Presentation by Ralph Buchenhorst at the conference “Envisioning the Future: Zukunftsvisionen für Deutschland und Europa” (Interdisciplinary Conference of the DAAD-funded Centres for German and European Studies) / Panel: “Zukunftsfähigkeit der Gesellschaft – Welche Zukunft hat unsere Weltgesellschaft?”

Abstract:
Societies achieve future viability by pursuing accountability in ordering practices to produce predictability of future global scenarios. In this context, the relation communities and institutions establish to their natural environment plays a pivotal role. The notion of modernity entails that the evolution of rationally organized institutions like capitalism, techno-sciences and legal framings would finally allow us to control global policies and social development in the future. At the same time evidence of climate change, mass migration and heavy extractivism show how limited modern institutions are in their attempt to regulate global social and economic enmeshments. In Latin America and Europe different projects of de-growth and de-colonial approach attempt to present viable alternatives.
The paper seeks to compare two current debates on de-colonial and de-growth alternatives to the ongoing neo-liberal approach to globalization. Sumak Kawsay, the Ecuadorian concept of Full Life or Buen Vivir,is a community based local approach to organize harmonious social relations around the idea that the surrounding eco-systems has similar rights to those of human beings. Conviviality is a project established mainly by German and French intellectuals to develop a new social, moral and political philosophy that does not rely any longer on the idea of infinite economic growth, opposing the global hegemony of finance capitalism and looking for various forms of prosperity without growth. In Germany, both alternatives are being prominently discussed by influential Development Aid policy makers such as the Green Party, BUNDJugend, Heinrich-Böll Stiftung and Brot Für Die Welt.

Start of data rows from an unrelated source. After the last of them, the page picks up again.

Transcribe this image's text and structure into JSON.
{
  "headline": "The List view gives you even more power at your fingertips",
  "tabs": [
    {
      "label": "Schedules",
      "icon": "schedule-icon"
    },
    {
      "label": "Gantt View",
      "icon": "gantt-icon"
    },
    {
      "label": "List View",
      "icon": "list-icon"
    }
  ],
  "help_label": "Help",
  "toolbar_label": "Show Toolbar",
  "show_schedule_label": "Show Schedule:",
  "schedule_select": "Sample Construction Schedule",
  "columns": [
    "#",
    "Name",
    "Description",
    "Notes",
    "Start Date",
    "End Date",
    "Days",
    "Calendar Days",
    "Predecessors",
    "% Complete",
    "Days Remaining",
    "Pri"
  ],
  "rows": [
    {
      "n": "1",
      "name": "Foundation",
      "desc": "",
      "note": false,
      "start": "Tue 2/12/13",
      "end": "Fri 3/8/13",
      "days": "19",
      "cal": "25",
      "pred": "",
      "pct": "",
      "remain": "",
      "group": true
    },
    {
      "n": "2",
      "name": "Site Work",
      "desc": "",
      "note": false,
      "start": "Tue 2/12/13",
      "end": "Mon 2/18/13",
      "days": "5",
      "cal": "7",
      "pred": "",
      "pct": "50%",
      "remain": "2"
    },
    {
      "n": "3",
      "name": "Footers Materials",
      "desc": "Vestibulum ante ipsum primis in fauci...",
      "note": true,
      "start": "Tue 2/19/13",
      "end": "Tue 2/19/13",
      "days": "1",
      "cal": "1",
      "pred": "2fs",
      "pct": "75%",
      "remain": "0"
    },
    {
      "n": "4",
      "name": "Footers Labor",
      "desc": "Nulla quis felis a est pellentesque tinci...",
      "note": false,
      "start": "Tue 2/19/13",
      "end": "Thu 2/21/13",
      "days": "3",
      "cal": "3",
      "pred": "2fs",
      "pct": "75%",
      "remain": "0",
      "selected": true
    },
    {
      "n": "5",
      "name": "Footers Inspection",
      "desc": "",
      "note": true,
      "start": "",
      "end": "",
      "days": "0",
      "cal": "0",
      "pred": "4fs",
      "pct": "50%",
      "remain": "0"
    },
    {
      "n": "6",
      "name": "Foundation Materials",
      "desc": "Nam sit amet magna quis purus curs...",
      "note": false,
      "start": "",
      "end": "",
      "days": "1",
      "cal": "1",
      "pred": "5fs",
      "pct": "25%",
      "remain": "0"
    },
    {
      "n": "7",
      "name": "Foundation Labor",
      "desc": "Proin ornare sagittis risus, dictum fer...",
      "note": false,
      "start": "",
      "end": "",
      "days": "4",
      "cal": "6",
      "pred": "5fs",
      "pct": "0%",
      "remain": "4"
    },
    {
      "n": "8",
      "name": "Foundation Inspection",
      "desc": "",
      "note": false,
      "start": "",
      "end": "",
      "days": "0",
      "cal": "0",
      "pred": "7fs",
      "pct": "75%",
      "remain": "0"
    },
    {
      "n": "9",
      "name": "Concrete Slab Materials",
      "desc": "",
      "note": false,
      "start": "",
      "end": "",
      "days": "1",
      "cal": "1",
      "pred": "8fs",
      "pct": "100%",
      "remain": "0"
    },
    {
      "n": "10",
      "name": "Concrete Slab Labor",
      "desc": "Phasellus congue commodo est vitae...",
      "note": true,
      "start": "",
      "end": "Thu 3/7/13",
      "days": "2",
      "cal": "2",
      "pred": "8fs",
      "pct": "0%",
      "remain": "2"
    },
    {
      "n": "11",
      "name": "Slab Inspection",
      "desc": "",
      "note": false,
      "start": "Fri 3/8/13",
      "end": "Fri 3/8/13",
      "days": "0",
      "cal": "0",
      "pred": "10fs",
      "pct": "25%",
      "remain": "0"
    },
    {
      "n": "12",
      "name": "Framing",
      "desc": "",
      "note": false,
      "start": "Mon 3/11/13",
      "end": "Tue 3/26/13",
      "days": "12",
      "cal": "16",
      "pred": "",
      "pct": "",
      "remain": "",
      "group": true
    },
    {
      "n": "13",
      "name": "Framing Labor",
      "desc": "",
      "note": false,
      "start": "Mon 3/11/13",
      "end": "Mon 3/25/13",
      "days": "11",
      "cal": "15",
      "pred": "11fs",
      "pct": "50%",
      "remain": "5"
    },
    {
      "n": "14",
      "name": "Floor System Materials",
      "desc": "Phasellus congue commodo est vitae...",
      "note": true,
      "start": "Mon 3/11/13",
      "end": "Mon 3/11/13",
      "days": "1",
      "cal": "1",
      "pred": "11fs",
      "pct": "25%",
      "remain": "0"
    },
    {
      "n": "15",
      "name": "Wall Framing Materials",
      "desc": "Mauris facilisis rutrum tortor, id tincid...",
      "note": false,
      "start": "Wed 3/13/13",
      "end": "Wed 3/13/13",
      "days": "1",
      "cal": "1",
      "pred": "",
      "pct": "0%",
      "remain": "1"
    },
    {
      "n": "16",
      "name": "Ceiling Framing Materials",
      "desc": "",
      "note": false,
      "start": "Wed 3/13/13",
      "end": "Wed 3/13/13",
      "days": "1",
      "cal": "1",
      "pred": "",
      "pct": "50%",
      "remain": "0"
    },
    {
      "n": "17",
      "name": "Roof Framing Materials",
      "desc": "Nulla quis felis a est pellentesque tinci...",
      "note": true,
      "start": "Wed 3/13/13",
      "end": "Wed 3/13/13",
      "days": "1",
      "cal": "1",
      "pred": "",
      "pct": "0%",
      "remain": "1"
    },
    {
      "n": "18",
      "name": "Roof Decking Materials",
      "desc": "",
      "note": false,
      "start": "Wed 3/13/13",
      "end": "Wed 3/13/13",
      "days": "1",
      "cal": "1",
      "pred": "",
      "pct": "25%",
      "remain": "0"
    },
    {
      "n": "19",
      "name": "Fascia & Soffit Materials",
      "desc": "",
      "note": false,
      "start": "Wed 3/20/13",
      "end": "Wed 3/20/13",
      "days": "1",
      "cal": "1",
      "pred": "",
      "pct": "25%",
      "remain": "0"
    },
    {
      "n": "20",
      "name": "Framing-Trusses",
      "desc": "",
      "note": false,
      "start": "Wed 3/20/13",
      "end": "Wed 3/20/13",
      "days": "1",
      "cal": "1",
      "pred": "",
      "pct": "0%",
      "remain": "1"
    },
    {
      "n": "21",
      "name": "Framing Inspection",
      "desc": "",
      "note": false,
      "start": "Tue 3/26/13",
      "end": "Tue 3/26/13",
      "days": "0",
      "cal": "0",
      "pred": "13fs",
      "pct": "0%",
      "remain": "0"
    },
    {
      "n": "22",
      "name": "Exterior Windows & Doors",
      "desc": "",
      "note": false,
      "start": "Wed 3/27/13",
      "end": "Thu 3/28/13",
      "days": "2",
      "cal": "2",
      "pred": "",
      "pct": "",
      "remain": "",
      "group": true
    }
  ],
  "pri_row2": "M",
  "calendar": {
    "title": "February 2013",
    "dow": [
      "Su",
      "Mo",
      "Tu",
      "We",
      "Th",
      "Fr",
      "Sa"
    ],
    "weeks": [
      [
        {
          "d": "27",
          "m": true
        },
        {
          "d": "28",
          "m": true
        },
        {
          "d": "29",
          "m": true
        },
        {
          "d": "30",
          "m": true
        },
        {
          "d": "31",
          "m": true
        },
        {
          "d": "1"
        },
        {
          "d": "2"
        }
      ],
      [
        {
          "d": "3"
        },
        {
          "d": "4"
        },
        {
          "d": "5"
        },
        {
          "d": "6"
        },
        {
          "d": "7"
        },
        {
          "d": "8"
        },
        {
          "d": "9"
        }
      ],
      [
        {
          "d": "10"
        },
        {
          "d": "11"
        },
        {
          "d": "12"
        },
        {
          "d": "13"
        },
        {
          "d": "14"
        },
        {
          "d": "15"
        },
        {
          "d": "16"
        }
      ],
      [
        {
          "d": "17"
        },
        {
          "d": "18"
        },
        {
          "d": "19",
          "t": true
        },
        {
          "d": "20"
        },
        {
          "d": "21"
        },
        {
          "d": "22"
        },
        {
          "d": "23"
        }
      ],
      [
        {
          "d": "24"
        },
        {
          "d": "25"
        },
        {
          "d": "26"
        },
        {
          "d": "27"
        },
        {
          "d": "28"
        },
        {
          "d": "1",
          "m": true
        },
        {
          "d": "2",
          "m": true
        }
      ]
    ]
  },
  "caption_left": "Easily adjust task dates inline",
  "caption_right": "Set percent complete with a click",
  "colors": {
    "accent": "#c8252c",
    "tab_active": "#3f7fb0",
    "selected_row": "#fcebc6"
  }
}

Through this comparison, similarities and differences between both concepts should become clearly visible. Furthermore, the paper will ask if these new approaches present viable solutions for technologically advanced societies of the West. In a final step, it attempts to situate both debates within the larger question of how to handle counter-hegemonic discourses and practices without an essentialist approach that sells these discourses and practices as a self-legitimizing universal paradigm. To meet the open space format proposed by the organizers, one example of each concept is shortly presented and accompanied by questions regarding their implementation on a larger scale.